The supporting cast perfectly complements Reeves and the actors for the lead Russian bad guys because many of the familiar faces are limited to only a few scenes, almost akin to cameos. Dean Winters is Viggo’s whiny assistant Avi, and he steals just about every scene when he’s allowed to talk. There is just enough of Willem Dafoe as a mysterious character to make me want a little more. Adrianne Palicki, Ian McShane, John Leguizamo and Lance Reddick all play people from John’s past who pop up for various reasons, and a lot of humor goes along with their scenes. Don’t blink, or you’ll miss Randall Duk Kim in a minor role. The story smartly cycles the supporting characters in and out as they punctuate John’s mission and bring their own personalities to this peek behind the curtain of hit men and their world.
Most people only care about the action sequences. They do account for a large percentage of the screen time. The filmmakers create their own style here, and the action is never stagnant and dynamically moving forward through the environments right beside John. In many ways, the vignettes play out like a video game, so if you look at the film from that perspective, there are quite a number of levels. Although rain is prevalent throughout, thunder and lightning only interrupt and mark the time of one fight. I was more enthralled by the music that accompanies each battle. You can’t help but get excited as techno music pumps through the speakers in a club and perfectly follows the ebb and flow of the action. This kind of synchronicity repeats throughout the movie and involves music from Tyler Bates and Joel J. Richard as well as Marilyn Manson’s “Killing Strangers” and other songs. It’s nothing new to have music in time with the action, but the filmmakers use that technique quite effectively here to the point where I felt within myself the beats of the music and the flow of the action as they played off each other.
The intentional comedy perfectly lightens the mood at many points in the movie where it’s needed. Much of the humor has to do with John’s talent and how other characters react to him or his threats. John’s legendary skills remind me of the abilities of characters played by Liam Neeson in the Taken series and Denzel Washington in The Equalizer. The difference is that most people are smart enough to get away from John as fast as possible. The Russians refer to him as “Baba Yaga” or “The Boogeyman,” and Viggo knows that he means business. I love the mythology that the filmmakers created for this film with gold coins that have various uses and a hotel where hit men can take a breather. Those elements elevate John Wick above other action flicks into a place where I would like to see more stories set. I’d be interested to learn more about the hotel and some of the other characters in it.
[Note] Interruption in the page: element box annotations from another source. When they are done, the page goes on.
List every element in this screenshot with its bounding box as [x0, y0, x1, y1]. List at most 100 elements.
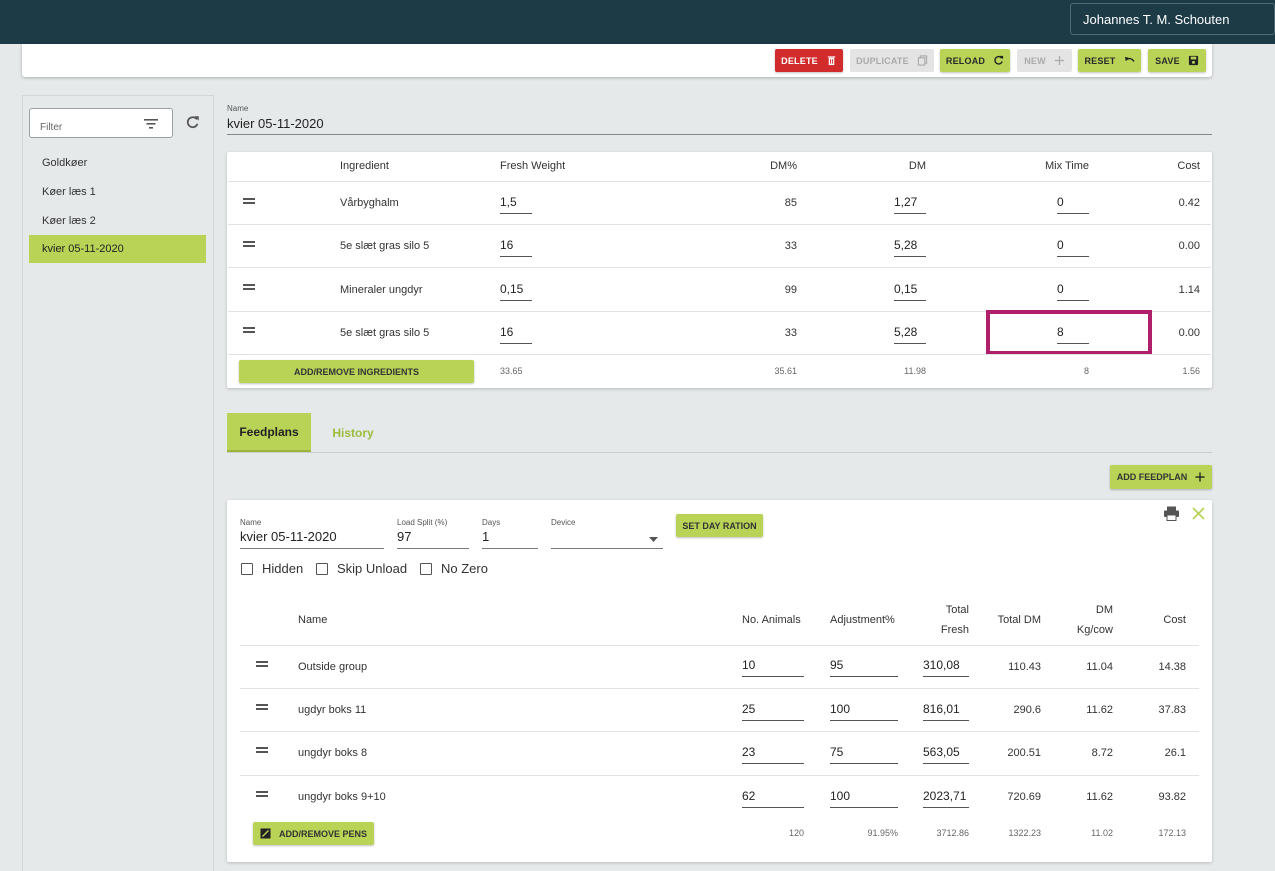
tab-history[interactable]: History: [332, 425, 374, 440]
fresh-weight-input[interactable]: 1,5: [500, 194, 532, 214]
new-button[interactable]: NEW: [1017, 49, 1072, 72]
duplicate-label: DUPLICATE: [856, 55, 909, 66]
reload-button[interactable]: RELOAD: [940, 49, 1010, 72]
undo-icon: [1124, 56, 1135, 62]
refresh-icon[interactable]: [185, 115, 200, 130]
divider: [228, 354, 1211, 355]
skip-unload-checkbox[interactable]: [316, 563, 328, 575]
fresh-weight-input[interactable]: 16: [500, 237, 532, 257]
reset-label: RESET: [1084, 55, 1116, 66]
load-split-input[interactable]: 97: [397, 529, 469, 549]
fresh-weight-input[interactable]: 16: [500, 324, 532, 344]
pens-col-total-fresh-2: Fresh: [940, 624, 969, 636]
animals-input[interactable]: 10: [742, 657, 804, 677]
mix-time-input[interactable]: 0: [1057, 237, 1089, 257]
animals-input[interactable]: 25: [742, 701, 804, 721]
feedplan-name-label: Name: [240, 518, 262, 527]
pens-col-adjustment: Adjustment%: [830, 614, 895, 626]
highlight-box: [986, 310, 1152, 355]
hidden-checkbox[interactable]: [241, 563, 253, 575]
no-zero-checkbox[interactable]: [420, 563, 432, 575]
adjustment-input[interactable]: 75: [830, 744, 898, 764]
plus-icon: [1195, 472, 1205, 482]
tab-feedplans[interactable]: Feedplans: [227, 413, 311, 452]
drag-handle-icon[interactable]: [243, 327, 255, 333]
dm-input[interactable]: 5,28: [894, 237, 926, 257]
dm-input[interactable]: 1,27: [894, 194, 926, 214]
total-dm-value: 200.51: [1007, 747, 1041, 759]
total-fresh-input[interactable]: 310,08: [923, 657, 969, 677]
animals-input[interactable]: 62: [742, 788, 804, 808]
recipe-name-input[interactable]: kvier 05-11-2020: [227, 116, 1212, 135]
adjustment-input[interactable]: 100: [830, 788, 898, 808]
recipe-sidebar: [22, 95, 214, 871]
close-icon[interactable]: [1192, 507, 1205, 520]
drag-handle-icon[interactable]: [256, 791, 268, 797]
pen-name: Outside group: [298, 661, 368, 673]
total-dm-value: 290.6: [1013, 704, 1041, 716]
sidebar-item-goldkoer[interactable]: Goldkøer: [42, 157, 88, 169]
total-adjustment: 91.95%: [867, 828, 898, 838]
drag-handle-icon[interactable]: [243, 198, 255, 204]
total-dm: 11.98: [904, 366, 926, 376]
load-split-label: Load Split (%): [397, 518, 448, 527]
drag-handle-icon[interactable]: [243, 241, 255, 247]
pens-col-dm-kg-1: DM: [1095, 604, 1113, 616]
dm-input[interactable]: 0,15: [894, 281, 926, 301]
filter-icon[interactable]: [143, 117, 159, 131]
adjustment-input[interactable]: 100: [830, 701, 898, 721]
save-button[interactable]: SAVE: [1148, 49, 1206, 72]
adjustment-input[interactable]: 95: [830, 657, 898, 677]
user-menu[interactable]: Johannes T. M. Schouten: [1070, 3, 1275, 35]
dm-pct-value: 85: [784, 197, 797, 209]
sidebar-item-koer-laes-2[interactable]: Køer læs 2: [42, 215, 96, 227]
days-input[interactable]: 1: [482, 529, 538, 549]
sidebar-item-koer-laes-1[interactable]: Køer læs 1: [42, 186, 96, 198]
total-fresh-input[interactable]: 2023,71: [923, 788, 969, 808]
fresh-weight-input[interactable]: 0,15: [500, 281, 532, 301]
pens-col-cost: Cost: [1163, 614, 1186, 626]
pens-col-name: Name: [298, 614, 328, 626]
ingredient-name: Vårbyghalm: [340, 197, 399, 209]
cost-value: 0.00: [1178, 240, 1200, 252]
feedplan-name-input[interactable]: kvier 05-11-2020: [240, 529, 384, 549]
print-icon[interactable]: [1163, 506, 1180, 521]
drag-handle-icon[interactable]: [243, 284, 255, 290]
pen-cost-value: 93.82: [1158, 791, 1186, 803]
total-fresh-input[interactable]: 563,05: [923, 744, 969, 764]
total-animals: 120: [788, 828, 804, 838]
drag-handle-icon[interactable]: [256, 747, 268, 753]
plus-icon: [1054, 55, 1064, 66]
sidebar-item-kvier[interactable]: kvier 05-11-2020: [29, 235, 206, 263]
device-select[interactable]: [551, 529, 663, 549]
reset-button[interactable]: RESET: [1078, 49, 1141, 72]
add-feedplan-button[interactable]: ADD FEEDPLAN: [1110, 465, 1212, 489]
drag-handle-icon[interactable]: [256, 661, 268, 667]
total-pen-cost: 172.13: [1158, 828, 1186, 838]
divider: [240, 775, 1199, 776]
add-remove-ingredients-button[interactable]: ADD/REMOVE INGREDIENTS: [239, 360, 474, 383]
dm-input[interactable]: 5,28: [894, 324, 926, 344]
mix-time-input[interactable]: 8: [1057, 324, 1089, 344]
delete-button[interactable]: DELETE: [775, 49, 843, 72]
cost-value: 0.00: [1178, 327, 1200, 339]
mix-time-input[interactable]: 0: [1057, 194, 1089, 214]
duplicate-button[interactable]: DUPLICATE: [850, 49, 934, 72]
divider: [228, 181, 1211, 182]
col-dm-pct: DM%: [770, 160, 797, 172]
divider: [228, 224, 1211, 225]
total-dm-sum: 1322.23: [1008, 828, 1041, 838]
dm-pct-value: 33: [784, 240, 797, 252]
dm-pct-value: 99: [784, 284, 797, 296]
cost-value: 1.14: [1178, 284, 1200, 296]
pens-col-dm-kg-2: Kg/cow: [1076, 624, 1113, 636]
animals-input[interactable]: 23: [742, 744, 804, 764]
total-fresh-input[interactable]: 816,01: [923, 701, 969, 721]
add-remove-pens-button[interactable]: ADD/REMOVE PENS: [253, 822, 374, 845]
mix-time-input[interactable]: 0: [1057, 281, 1089, 301]
drag-handle-icon[interactable]: [256, 704, 268, 710]
divider: [240, 731, 1199, 732]
total-dm-pct: 35.61: [774, 366, 797, 376]
set-day-ration-button[interactable]: SET DAY RATION: [676, 514, 763, 537]
pens-col-animals: No. Animals: [742, 614, 801, 626]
Despite my overall positive recommendation, I still found a few things that I didn’t appreciate that took my rating down a notch. I’m not fond of the storytelling technique in the opening segment. I found it to be a cheap way to catch my interest when the rest of the script did that well enough. In one scene, men with flashlights on their guns attack in the dark. That really makes no sense because it’s too easy to then find them and pick them off. John’s memories flood back in cuts so quick that you can’t focus on them. I’d rather see one or two solid memories that mean something. This is all nitpicking because the filmmakers made their mark with this flick and picked Reeves as the perfect star. John Wick is one of those movies that I would gladly watch again for both its action and its humor.